The authors thank Lorna Mohammed-Singh from Petrotrin and Craig Boodoo from the Ministry of Energy and Energy Affairs for their assistance in providing supporting data. Thanks also to Clyde Abder from the University of The West Indies for his technical input on the operational practices of cyclic and continuous CO2 injection in Trinidad.

References

1. Babwah, J.A., Dawe, R.A., and Mellows, W., "Foamy Oil Production in Trinidad," West Indian Journal of Engineering, Vol. 28, No. 2, 2005, pp. 1-12.

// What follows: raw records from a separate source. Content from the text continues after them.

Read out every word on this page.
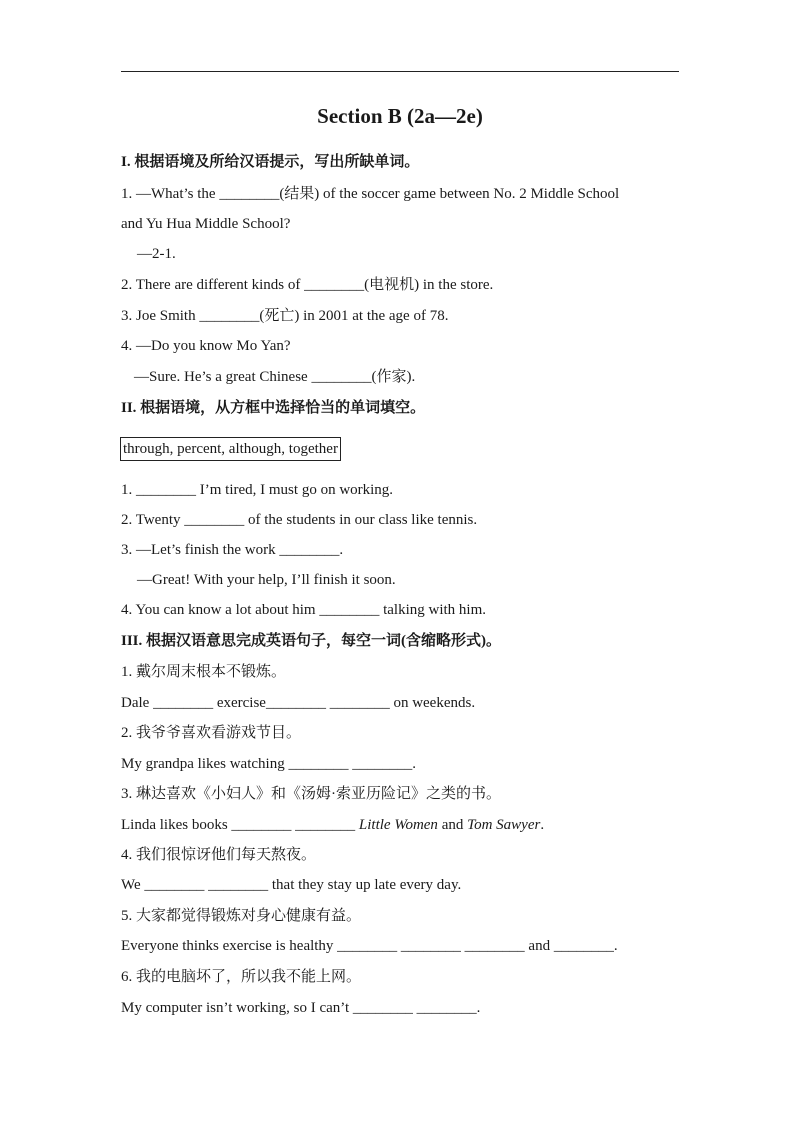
Section B (2a—2e)
I. 根据语境及所给汉语提示，写出所缺单词。
1. —What’s the ________(结果) of the soccer game between No. 2 Middle School
and Yu Hua Middle School?
—2-1.
2. There are different kinds of ________(电视机) in the store.
3. Joe Smith ________(死亡) in 2001 at the age of 78.
4. —Do you know Mo Yan?
—Sure. He’s a great Chinese ________(作家).
II. 根据语境，从方框中选择恰当的单词填空。
through, percent, although, together
1. ________ I’m tired, I must go on working.
2. Twenty ________ of the students in our class like tennis.
3. —Let’s finish the work ________.
—Great! With your help, I’ll finish it soon.
4. You can know a lot about him ________ talking with him.
III. 根据汉语意思完成英语句子，每空一词(含缩略形式)。
1. 戴尔周末根本不锻炼。
Dale ________ exercise________ ________ on weekends.
2. 我爷爷喜欢看游戏节目。
My grandpa likes watching ________ ________.
3. 琳达喜欢《小妇人》和《汤姆·索亚历险记》之类的书。
Linda likes books ________ ________ Little Women and Tom Sawyer.
4. 我们很惊讶他们每天熬夜。
We ________ ________ that they stay up late every day.
5. 大家都觉得锻炼对身心健康有益。
Everyone thinks exercise is healthy ________ ________ ________ and ________.
6. 我的电脑坏了，所以我不能上网。
My computer isn’t working, so I can’t ________ ________.
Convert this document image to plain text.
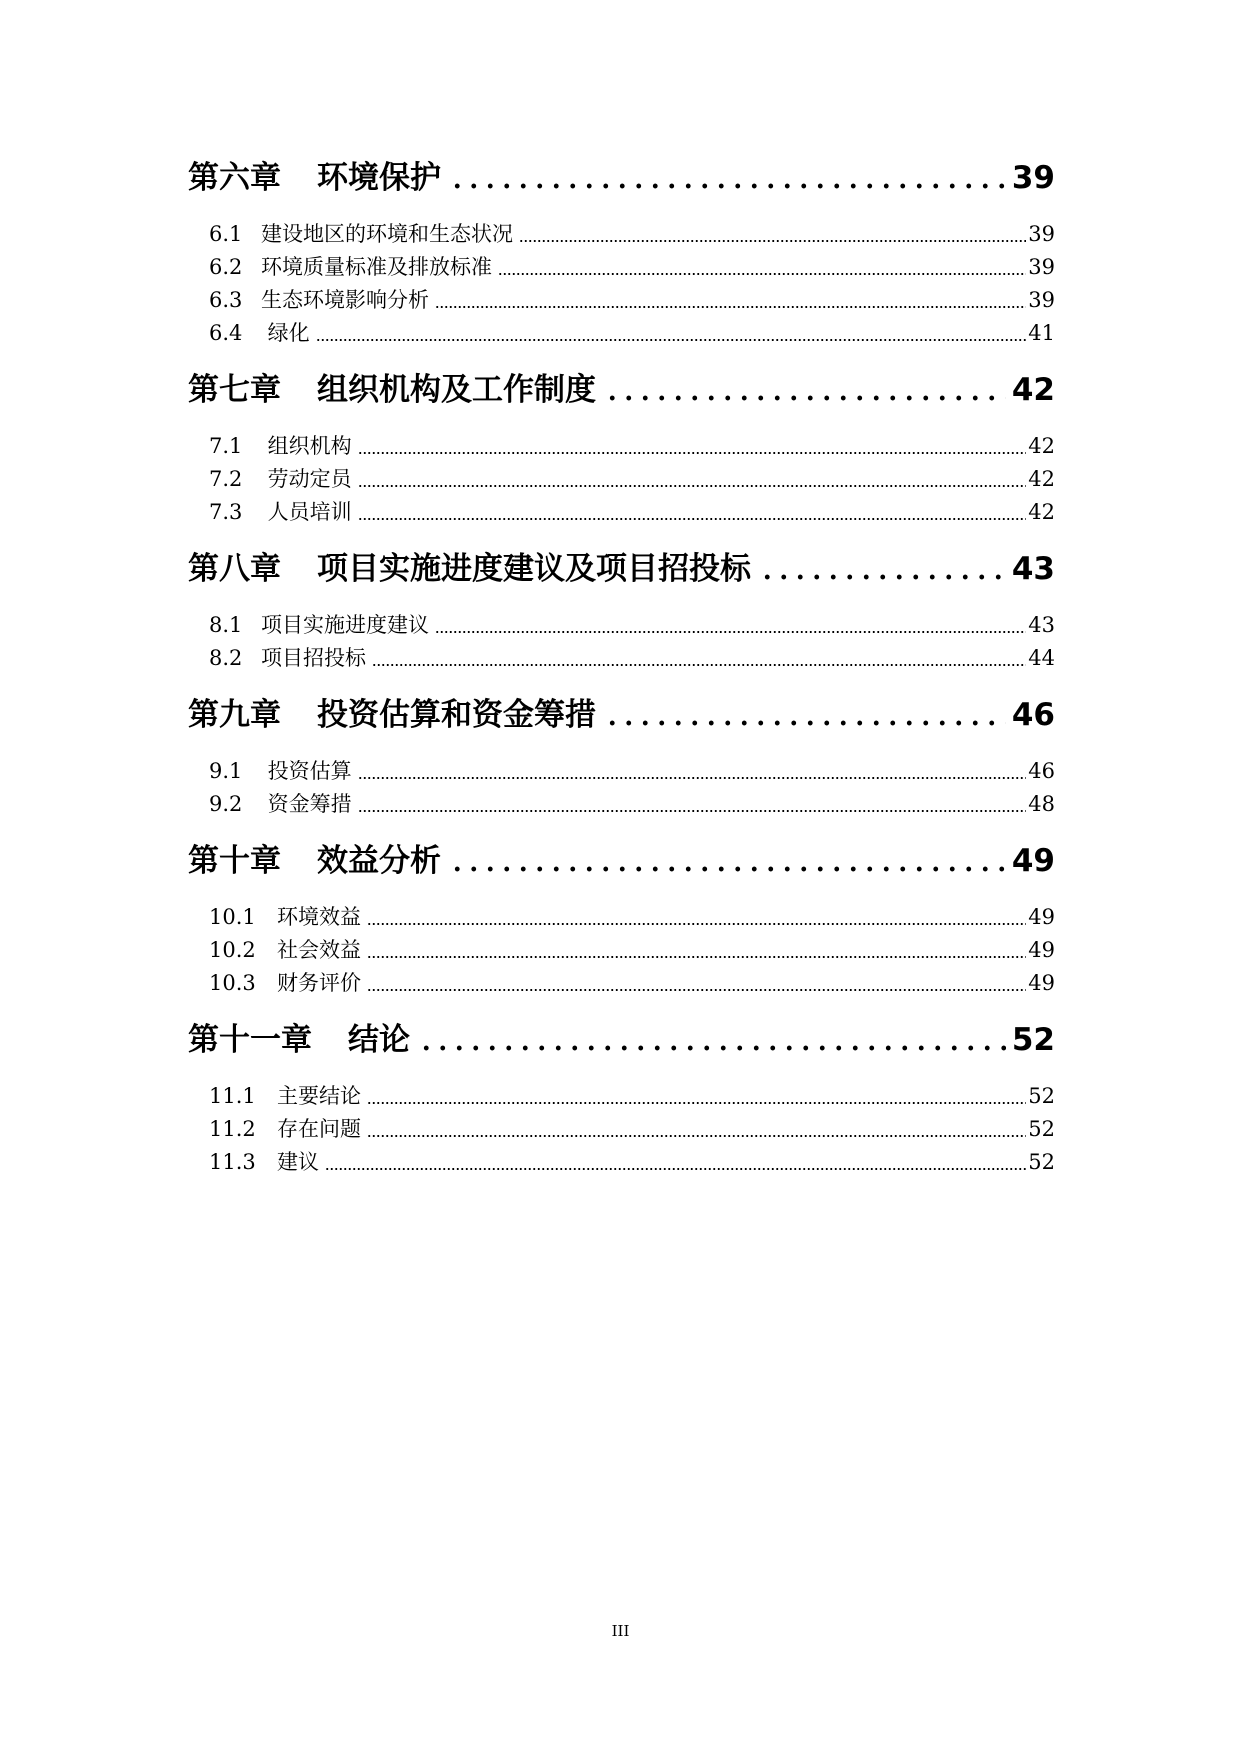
第六章 环境保护	39
6.1 建设地区的环境和生态状况	39
6.2 环境质量标准及排放标准	39
6.3 生态环境影响分析	39
6.4 绿化	41
第七章 组织机构及工作制度	42
7.1 组织机构	42
7.2 劳动定员	42
7.3 人员培训	42
第八章 项目实施进度建议及项目招投标	43
8.1 项目实施进度建议	43
8.2 项目招投标	44
第九章 投资估算和资金筹措	46
9.1 投资估算	46
9.2 资金筹措	48
第十章 效益分析	49
10.1	环境效益	49
10.2	社会效益	49
10.3	财务评价	49
第十一章 结论	52
11.1	主要结论	52
11.2	存在问题	52
11.3	建议	52
III
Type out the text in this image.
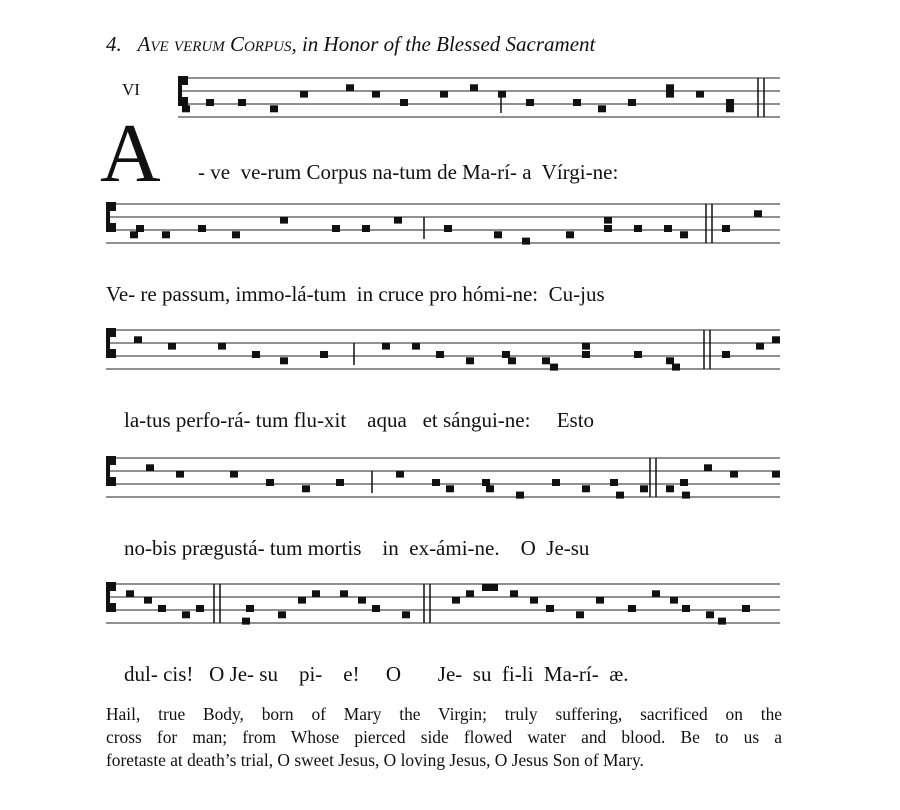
4. Ave verum Corpus, in Honor of the Blessed Sacrament
VI
A - ve  ve-rum Corpus na-tum de Ma-rí- a  Vírgi-ne:
Ve- re passum, immo-lá-tum  in cruce pro hómi-ne:  Cu-jus
la-tus perfo-rá- tum flu-xit    aqua   et sángui-ne:     Esto
no-bis prægustá- tum mortis    in  ex-ámi-ne.    O  Je-su
dul- cis!   O Je- su    pi-    e!     O       Je-  su  fi-li  Ma-rí-  æ.
Hail, true Body, born of Mary the Virgin; truly suffering, sacrificed on the
cross for man; from Whose pierced side flowed water and blood. Be to us a
foretaste at death’s trial, O sweet Jesus, O loving Jesus, O Jesus Son of Mary.
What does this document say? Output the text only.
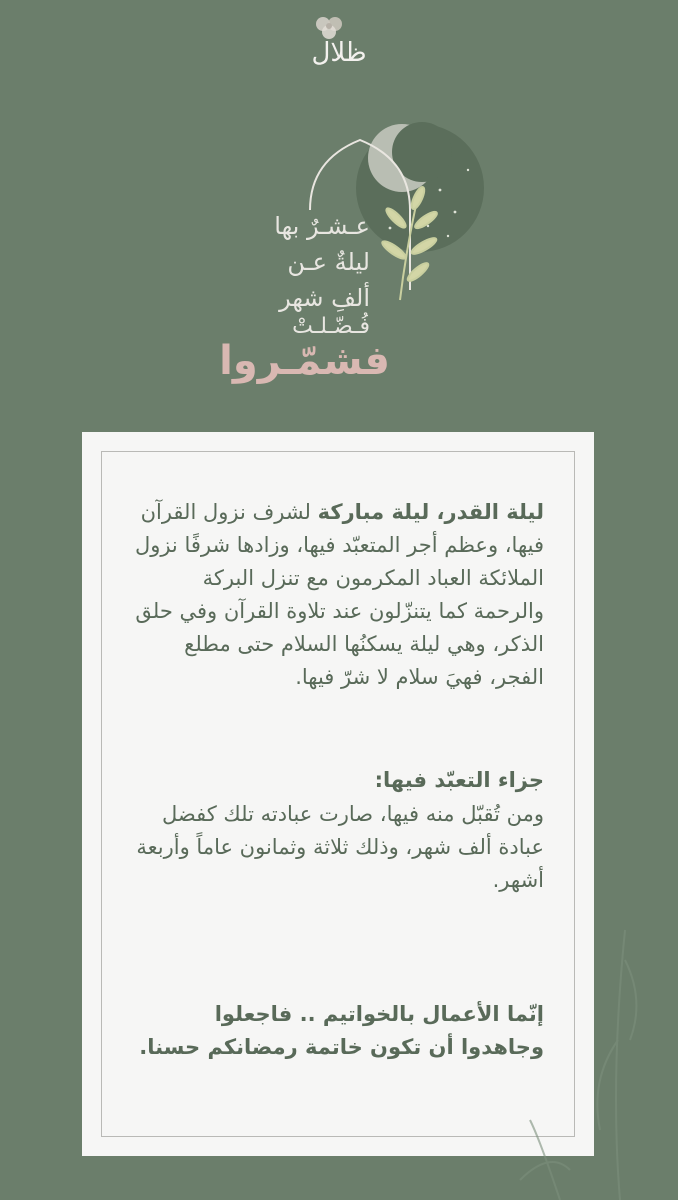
ظلال
عـشـرٌ بها
ليلةٌ عـن
ألفِ شهر
فُـضّـلـتْ
فشمّـروا
ليلة القدر، ليلة مباركة لشرف نزول القرآن فيها، وعظم أجر المتعبّد فيها، وزادها شرفًا نزول الملائكة العباد المكرمون مع تنزل البركة والرحمة كما يتنزّلون عند تلاوة القرآن وفي حلق الذكر، وهي ليلة يسكنُها السلام حتى مطلع الفجر، فهيَ سلام لا شرّ فيها.
جزاء التعبّد فيها:
ومن تُقبّل منه فيها، صارت عبادته تلك كفضل عبادة ألف شهر، وذلك ثلاثة وثمانون عاماً وأربعة أشهر.
إنّما الأعمال بالخواتيم .. فاجعلوا
وجاهدوا أن تكون خاتمة رمضانكم حسنا.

2. Dusseault, M.B., 2006. "CHOPS—Cold Heavy Oil Production with Sand," Chapter 5, Petroleum Engineers Handbook, L.W. Lake editor, SPE, Richardson, Tex., 2006.

3. EOR-Heavy oil surveys, OGJ, Apr. 20, 1992, p. 19; Sept. 26, 1994, p. 51; Apr. 15, 1996, p. 39; Apr. 20, 1998, p. 49; Mar. 20, 2000, p. 39; Apr. 15, 2002, p. 43; Apr. 12, 2004, p. 45; Apr. 17, 2006, p. 37; Apr. 14, 2008, p. 45; Apr. 19, 2010, p. 36.

4. Mohammed-Singh, L., Singhal, A.K., and Sim, S., "Screening Criteria for Carbon Dioxide Huff n Puff Operations," Paper No. SPE 100044, SPE/DOE Symposium on Improved Oil Recovery, Tulsa, Apr. 22–26, 2006.

5. Mohammed-Singh, L., and Singhal, A.K., "Lessons from Trinidad's CO2 Immiscible Pilot Projects, Paper No. SPE 89364, SPE Reservoir Evaluation and Engineering, Oct. 2004, pp. 397-403.

6. Law, D.H.S., "Disposal of Carbon Dioxide, a Greenhouse Gas, for Pressure Maintenance in a Steam-Based Thermal Process for Recovery of Heavy Oil and Bitumen," Paper No SPE 86958, SPE International Thermal Operations and Heavy Oil Symposium, Bakersfield, Calif., Mar. 16-18, 2004.

7. Hite, R.K., Avasthi, S.M., and Bondor, P.L., "Planning EOR Future," Paper No. SPE 92006, SPE International Petroleum Conference, Puebla, Mexico, Nov. 7-9, 2004.

8. Dusseault, M.B., and El-Sayed, S., "CHOP—Cold Heavy Oil Production," Paper No. 086, 10th European Symposium on Improved Oil Recovery, Brighton, UK, Aug. 18, 1999.